Une fois définis les positionnements et le public-cible, il faut préciser quel produit ou service va être proposé aux usagers ou à la clientèle. La définition du produit ou du service n'est pas suffisante, il faut encore prévoir comment ce dernier sera proposé au public.

Le résultat de cette réflexion est une alchimie un peu mystérieuse où chaque organisation dispose d'ingrédients qui lui sont propres et qu'elle va doser selon une formule variable dont le résultat a été popularisé sous le nom de « marketing-mix ». Le marketing-mix est donc la combinaison des éléments dont le décideur a la maîtrise pour toucher le plus efficacement possible la cible choisie.

Véritable pierre philosophale pour les tenants de la discipline, puisqu'elle permet de transformer des produits, sinon en or, tout au moins en espèces sonnantes et trébuchantes, le marketing-mix a beaucoup inspiré les auteurs qui ont chacun voulu ajouter leur grain de sel à la formule de base. Néammoins celle-ci garde une cohérence forte qu'il faut d'abord comprendre pour l'adapter ensuite aux spécificités moins commerciales et plus informationnelles de notre terrain.

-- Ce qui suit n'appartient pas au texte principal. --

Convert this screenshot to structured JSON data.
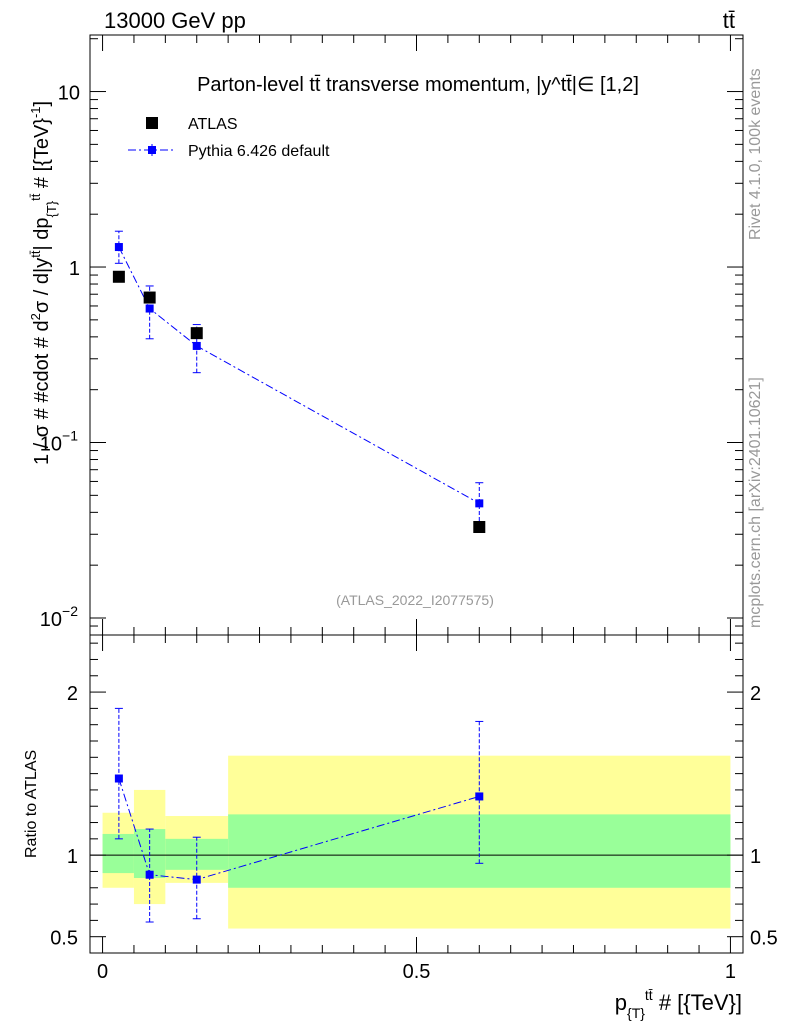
{
  "header": {
    "left": "13000 GeV pp",
    "right": "tt̄"
  },
  "side": {
    "rivet": "Rivet 4.1.0,  100k events",
    "mcplots": "mcplots.cern.ch [arXiv:2401.10621]"
  },
  "colors": {
    "data": "#000000",
    "mc": "#0000ff",
    "band_inner": "#99ff99",
    "band_outer": "#ffff99"
  },
  "chart_data": [
    {
      "type": "scatter",
      "title": "Parton-level tt̄ transverse momentum, |y^tt̄|∈ [1,2]",
      "ylabel": "1 / σ # #cdot # d²σ / d|y^tt̄| dp_{T}^tt̄ # [{TeV}⁻¹]",
      "xlabel": "p_{T}^tt̄ # [{TeV}]",
      "watermark": "(ATLAS_2022_I2077575)",
      "yscale": "log",
      "ylim": [
        0.008,
        21
      ],
      "xlim": [
        -0.02,
        1.02
      ],
      "yticks": [
        {
          "v": 10,
          "b": "10",
          "e": ""
        },
        {
          "v": 1,
          "b": "1",
          "e": ""
        },
        {
          "v": 0.1,
          "b": "10",
          "e": "−1"
        },
        {
          "v": 0.01,
          "b": "10",
          "e": "−2"
        }
      ],
      "legend": [
        {
          "label": "ATLAS",
          "marker": "square",
          "color": "#000000"
        },
        {
          "label": "Pythia 6.426 default",
          "marker": "square-line",
          "color": "#0000ff"
        }
      ],
      "series": [
        {
          "name": "ATLAS",
          "x": [
            0.026,
            0.075,
            0.15,
            0.6
          ],
          "y": [
            0.88,
            0.67,
            0.42,
            0.033
          ],
          "yerr_lo": [
            0.87,
            0.66,
            0.41,
            0.032
          ],
          "yerr_hi": [
            0.89,
            0.68,
            0.43,
            0.034
          ]
        },
        {
          "name": "Pythia 6.426 default",
          "x": [
            0.026,
            0.075,
            0.15,
            0.6
          ],
          "y": [
            1.3,
            0.58,
            0.355,
            0.045
          ],
          "yerr_lo": [
            1.05,
            0.39,
            0.25,
            0.033
          ],
          "yerr_hi": [
            1.6,
            0.78,
            0.47,
            0.059
          ]
        }
      ]
    },
    {
      "type": "scatter",
      "ylabel": "Ratio to ATLAS",
      "xlabel": "p_{T}^tt̄ # [{TeV}]",
      "ylim": [
        0.4,
        2.35
      ],
      "xlim": [
        -0.02,
        1.02
      ],
      "yticks": [
        {
          "v": 2,
          "label": "2"
        },
        {
          "v": 1,
          "label": "1"
        },
        {
          "v": 0.5,
          "label": "0.5"
        }
      ],
      "xticks": [
        {
          "v": 0,
          "label": "0"
        },
        {
          "v": 0.5,
          "label": "0.5"
        },
        {
          "v": 1,
          "label": "1"
        }
      ],
      "bands": [
        {
          "x0": 0.0,
          "x1": 0.05,
          "outer": [
            0.8,
            1.26
          ],
          "inner": [
            0.89,
            1.13
          ]
        },
        {
          "x0": 0.05,
          "x1": 0.1,
          "outer": [
            0.7,
            1.4
          ],
          "inner": [
            0.86,
            1.16
          ]
        },
        {
          "x0": 0.1,
          "x1": 0.2,
          "outer": [
            0.83,
            1.24
          ],
          "inner": [
            0.91,
            1.1
          ]
        },
        {
          "x0": 0.2,
          "x1": 1.0,
          "outer": [
            0.55,
            1.61
          ],
          "inner": [
            0.8,
            1.25
          ]
        }
      ],
      "series": [
        {
          "name": "Pythia 6.426 default",
          "x": [
            0.026,
            0.075,
            0.15,
            0.6
          ],
          "y": [
            1.47,
            0.88,
            0.85,
            1.36
          ],
          "yerr_lo": [
            1.1,
            0.59,
            0.61,
            0.95
          ],
          "yerr_hi": [
            1.9,
            1.16,
            1.11,
            1.82
          ]
        }
      ]
    }
  ]
}
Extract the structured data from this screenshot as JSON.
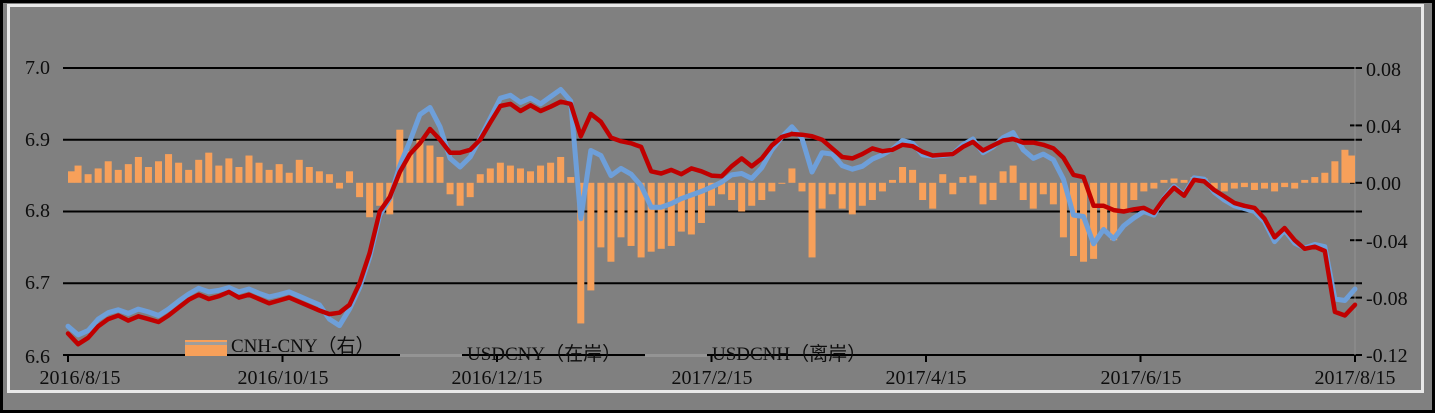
{
  "colors": {
    "background": "#808080",
    "frame": "#E9E9E9",
    "border": "#000000",
    "grid": "#000000",
    "bar": "#F7A05A",
    "usdcny_line": "#C00000",
    "usdcnh_line": "#6E9FD9",
    "legend_key_line": "#949494",
    "text": "#0d0d0d"
  },
  "chart_data": {
    "type": "combo-line-bar",
    "title": "",
    "grid": "horizontal",
    "legend_position": "bottom-inside",
    "x_axis": {
      "tick_labels": [
        "2016/8/15",
        "2016/10/15",
        "2016/12/15",
        "2017/2/15",
        "2017/4/15",
        "2017/6/15",
        "2017/8/15"
      ]
    },
    "y_left": {
      "labels": [
        "7.0",
        "6.9",
        "6.8",
        "6.7",
        "6.6"
      ],
      "values": [
        7.0,
        6.9,
        6.8,
        6.7,
        6.6
      ],
      "min": 6.6,
      "max": 7.0
    },
    "y_right": {
      "labels": [
        "0.08",
        "0.04",
        "0.00",
        "-0.04",
        "-0.08",
        "-0.12"
      ],
      "values": [
        0.08,
        0.04,
        0.0,
        -0.04,
        -0.08,
        -0.12
      ],
      "min": -0.12,
      "max": 0.08
    },
    "n_points": 129,
    "series": [
      {
        "name": "CNH-CNY（右）",
        "type": "bar",
        "axis": "right",
        "color": "#F7A05A",
        "values": [
          0.008,
          0.012,
          0.006,
          0.01,
          0.015,
          0.009,
          0.013,
          0.018,
          0.011,
          0.015,
          0.02,
          0.014,
          0.009,
          0.016,
          0.021,
          0.012,
          0.017,
          0.011,
          0.019,
          0.014,
          0.009,
          0.013,
          0.007,
          0.016,
          0.011,
          0.008,
          0.006,
          -0.004,
          0.008,
          -0.01,
          -0.024,
          -0.016,
          -0.022,
          0.037,
          0.022,
          0.03,
          0.026,
          0.018,
          -0.008,
          -0.016,
          -0.01,
          0.006,
          0.01,
          0.014,
          0.012,
          0.01,
          0.008,
          0.012,
          0.014,
          0.018,
          0.004,
          -0.098,
          -0.075,
          -0.045,
          -0.055,
          -0.038,
          -0.044,
          -0.052,
          -0.048,
          -0.046,
          -0.044,
          -0.034,
          -0.036,
          -0.028,
          -0.016,
          -0.008,
          -0.012,
          -0.02,
          -0.016,
          -0.012,
          -0.006,
          0.0,
          0.01,
          -0.006,
          -0.052,
          -0.018,
          -0.008,
          -0.018,
          -0.022,
          -0.016,
          -0.012,
          -0.006,
          0.002,
          0.011,
          0.009,
          -0.012,
          -0.018,
          0.006,
          -0.008,
          0.004,
          0.005,
          -0.015,
          -0.012,
          0.008,
          0.012,
          -0.012,
          -0.018,
          -0.008,
          -0.015,
          -0.038,
          -0.051,
          -0.055,
          -0.053,
          -0.033,
          -0.04,
          -0.02,
          -0.012,
          -0.006,
          -0.004,
          0.002,
          0.003,
          0.002,
          0.004,
          0.003,
          -0.004,
          -0.006,
          -0.004,
          -0.003,
          -0.005,
          -0.004,
          -0.006,
          -0.003,
          -0.004,
          0.002,
          0.004,
          0.007,
          0.015,
          0.023,
          0.019
        ]
      },
      {
        "name": "USDCNY（在岸）",
        "type": "line",
        "axis": "left",
        "color": "#C00000",
        "values": [
          6.63,
          6.615,
          6.624,
          6.64,
          6.65,
          6.655,
          6.648,
          6.654,
          6.65,
          6.646,
          6.655,
          6.666,
          6.677,
          6.684,
          6.678,
          6.682,
          6.688,
          6.68,
          6.684,
          6.678,
          6.672,
          6.676,
          6.68,
          6.674,
          6.668,
          6.662,
          6.657,
          6.659,
          6.67,
          6.7,
          6.742,
          6.8,
          6.82,
          6.855,
          6.88,
          6.895,
          6.915,
          6.9,
          6.882,
          6.882,
          6.886,
          6.9,
          6.924,
          6.947,
          6.95,
          6.94,
          6.948,
          6.94,
          6.946,
          6.953,
          6.95,
          6.905,
          6.936,
          6.925,
          6.903,
          6.898,
          6.895,
          6.89,
          6.856,
          6.853,
          6.858,
          6.852,
          6.86,
          6.856,
          6.85,
          6.849,
          6.863,
          6.874,
          6.863,
          6.874,
          6.892,
          6.904,
          6.908,
          6.907,
          6.905,
          6.9,
          6.888,
          6.876,
          6.874,
          6.88,
          6.888,
          6.884,
          6.886,
          6.893,
          6.891,
          6.883,
          6.878,
          6.879,
          6.88,
          6.89,
          6.897,
          6.885,
          6.892,
          6.899,
          6.901,
          6.896,
          6.896,
          6.893,
          6.888,
          6.875,
          6.851,
          6.848,
          6.808,
          6.808,
          6.802,
          6.8,
          6.803,
          6.805,
          6.798,
          6.818,
          6.833,
          6.822,
          6.844,
          6.842,
          6.83,
          6.821,
          6.812,
          6.808,
          6.805,
          6.79,
          6.764,
          6.777,
          6.76,
          6.748,
          6.751,
          6.745,
          6.66,
          6.655,
          6.67
        ]
      },
      {
        "name": "USDCNH（离岸）",
        "type": "line",
        "axis": "left",
        "color": "#6E9FD9",
        "values": [
          6.64,
          6.628,
          6.634,
          6.65,
          6.659,
          6.663,
          6.658,
          6.664,
          6.66,
          6.655,
          6.664,
          6.675,
          6.685,
          6.693,
          6.688,
          6.69,
          6.694,
          6.688,
          6.692,
          6.686,
          6.681,
          6.684,
          6.688,
          6.682,
          6.676,
          6.67,
          6.65,
          6.641,
          6.664,
          6.694,
          6.736,
          6.795,
          6.818,
          6.864,
          6.898,
          6.935,
          6.945,
          6.918,
          6.874,
          6.862,
          6.876,
          6.902,
          6.93,
          6.958,
          6.962,
          6.952,
          6.958,
          6.95,
          6.96,
          6.97,
          6.954,
          6.79,
          6.885,
          6.878,
          6.85,
          6.86,
          6.852,
          6.836,
          6.806,
          6.806,
          6.811,
          6.818,
          6.823,
          6.828,
          6.834,
          6.841,
          6.851,
          6.853,
          6.846,
          6.861,
          6.886,
          6.904,
          6.918,
          6.902,
          6.855,
          6.882,
          6.88,
          6.864,
          6.859,
          6.863,
          6.873,
          6.879,
          6.887,
          6.899,
          6.895,
          6.879,
          6.877,
          6.878,
          6.88,
          6.893,
          6.901,
          6.882,
          6.89,
          6.903,
          6.91,
          6.886,
          6.874,
          6.88,
          6.872,
          6.845,
          6.795,
          6.793,
          6.755,
          6.775,
          6.762,
          6.78,
          6.791,
          6.8,
          6.795,
          6.819,
          6.835,
          6.823,
          6.847,
          6.845,
          6.827,
          6.816,
          6.808,
          6.804,
          6.8,
          6.786,
          6.758,
          6.774,
          6.756,
          6.749,
          6.754,
          6.751,
          6.678,
          6.676,
          6.692
        ]
      }
    ]
  }
}
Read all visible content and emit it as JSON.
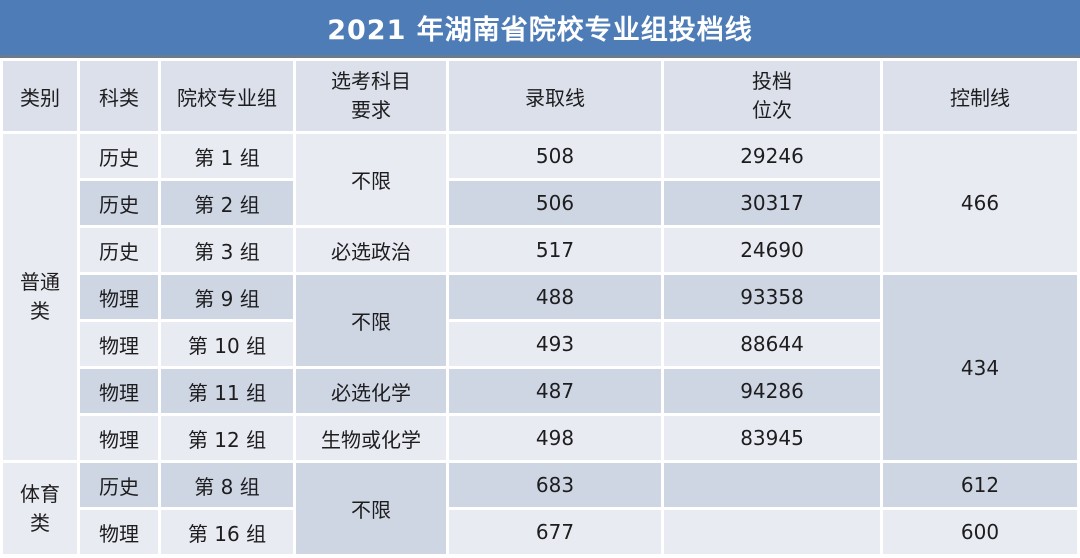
{
  "title": "2021 年湖南省院校专业组投档线",
  "colors": {
    "title_bg": "#4E7CB7",
    "title_border": "#6B7A8D",
    "header_bg": "#DCE0EA",
    "row_light": "#E9EBF2",
    "row_dark": "#CFD6E3",
    "text": "#1D1D1F",
    "title_text": "#FFFFFF"
  },
  "table": {
    "header": {
      "category": "类别",
      "subject": "科类",
      "group": "院校专业组",
      "elective_line1": "选考科目",
      "elective_line2": "要求",
      "admission": "录取线",
      "rank_line1": "投档",
      "rank_line2": "位次",
      "control": "控制线"
    },
    "categories": [
      {
        "line1": "普通",
        "line2": "类"
      },
      {
        "line1": "体育",
        "line2": "类"
      }
    ],
    "rows": [
      {
        "subject": "历史",
        "group": "第 1 组",
        "elective": "不限",
        "admission": "508",
        "rank": "29246",
        "control": "466"
      },
      {
        "subject": "历史",
        "group": "第 2 组",
        "admission": "506",
        "rank": "30317"
      },
      {
        "subject": "历史",
        "group": "第 3 组",
        "elective": "必选政治",
        "admission": "517",
        "rank": "24690"
      },
      {
        "subject": "物理",
        "group": "第 9 组",
        "elective": "不限",
        "admission": "488",
        "rank": "93358",
        "control": "434"
      },
      {
        "subject": "物理",
        "group": "第 10 组",
        "admission": "493",
        "rank": "88644"
      },
      {
        "subject": "物理",
        "group": "第 11 组",
        "elective": "必选化学",
        "admission": "487",
        "rank": "94286"
      },
      {
        "subject": "物理",
        "group": "第 12 组",
        "elective": "生物或化学",
        "admission": "498",
        "rank": "83945"
      },
      {
        "subject": "历史",
        "group": "第 8 组",
        "elective": "不限",
        "admission": "683",
        "rank": "",
        "control": "612"
      },
      {
        "subject": "物理",
        "group": "第 16 组",
        "admission": "677",
        "rank": "",
        "control": "600"
      }
    ]
  },
  "chart_data": {
    "type": "table",
    "title": "2021 年湖南省院校专业组投档线",
    "columns": [
      "类别",
      "科类",
      "院校专业组",
      "选考科目要求",
      "录取线",
      "投档位次",
      "控制线"
    ],
    "rows": [
      [
        "普通类",
        "历史",
        "第 1 组",
        "不限",
        "508",
        "29246",
        "466"
      ],
      [
        "普通类",
        "历史",
        "第 2 组",
        "不限",
        "506",
        "30317",
        "466"
      ],
      [
        "普通类",
        "历史",
        "第 3 组",
        "必选政治",
        "517",
        "24690",
        "466"
      ],
      [
        "普通类",
        "物理",
        "第 9 组",
        "不限",
        "488",
        "93358",
        "434"
      ],
      [
        "普通类",
        "物理",
        "第 10 组",
        "不限",
        "493",
        "88644",
        "434"
      ],
      [
        "普通类",
        "物理",
        "第 11 组",
        "必选化学",
        "487",
        "94286",
        "434"
      ],
      [
        "普通类",
        "物理",
        "第 12 组",
        "生物或化学",
        "498",
        "83945",
        "434"
      ],
      [
        "体育类",
        "历史",
        "第 8 组",
        "不限",
        "683",
        "",
        "612"
      ],
      [
        "体育类",
        "物理",
        "第 16 组",
        "不限",
        "677",
        "",
        "600"
      ]
    ]
  }
}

Les éléments traditionnels du mix, tels qu'ils ont été regroupés par J. McCarthy 3, sont le produit, le prix, la distribution et la communication. Ils sont généralement placés sur un schéma en forme de cible dont le public visé occupe le centre, ainsi qu'a pu le faire Régent Savard (cf. fig. 1). Le principe est donc de choisir les éléments et la combinaison la plus appropriée pour toucher la cible : pour un public donné, quel est le produit, la distribution, la promotion et le prix qui, dans leur articulation, répondront le mieux aux attentes perçues ?

L'attitude des chercheurs et des praticiens du marketing par rapport à ce schéma est quelque peu paradoxale. Soit il est accepté sans recul, comme une vérité première inébranlable et applicable quel que soit le terrain. C'est, par exemple, la position implicite de Régent Savard qui tente d'appliquer directement le marketing-mix aux bibliothèques. Mais cette attitude conduit parfois à une gymnastique un peu artificielle pour adapter le terrain au schéma. Comment, par exemple, prendre en compte la variable « prix » sans recul dans notre domaine ? Soit on lui garde le respect dû à un monument. On le cite, on s'en inspire parfois, mais le plus souvent on préfère proposer ses propres variables considérées comme mieux adaptées aux spécificités du terrain, de l'activité ou de l'époque. La liste des variables peut alors s'allonger démesurément. Cette deuxième attitude ignore la cohérence et donc la force du schéma.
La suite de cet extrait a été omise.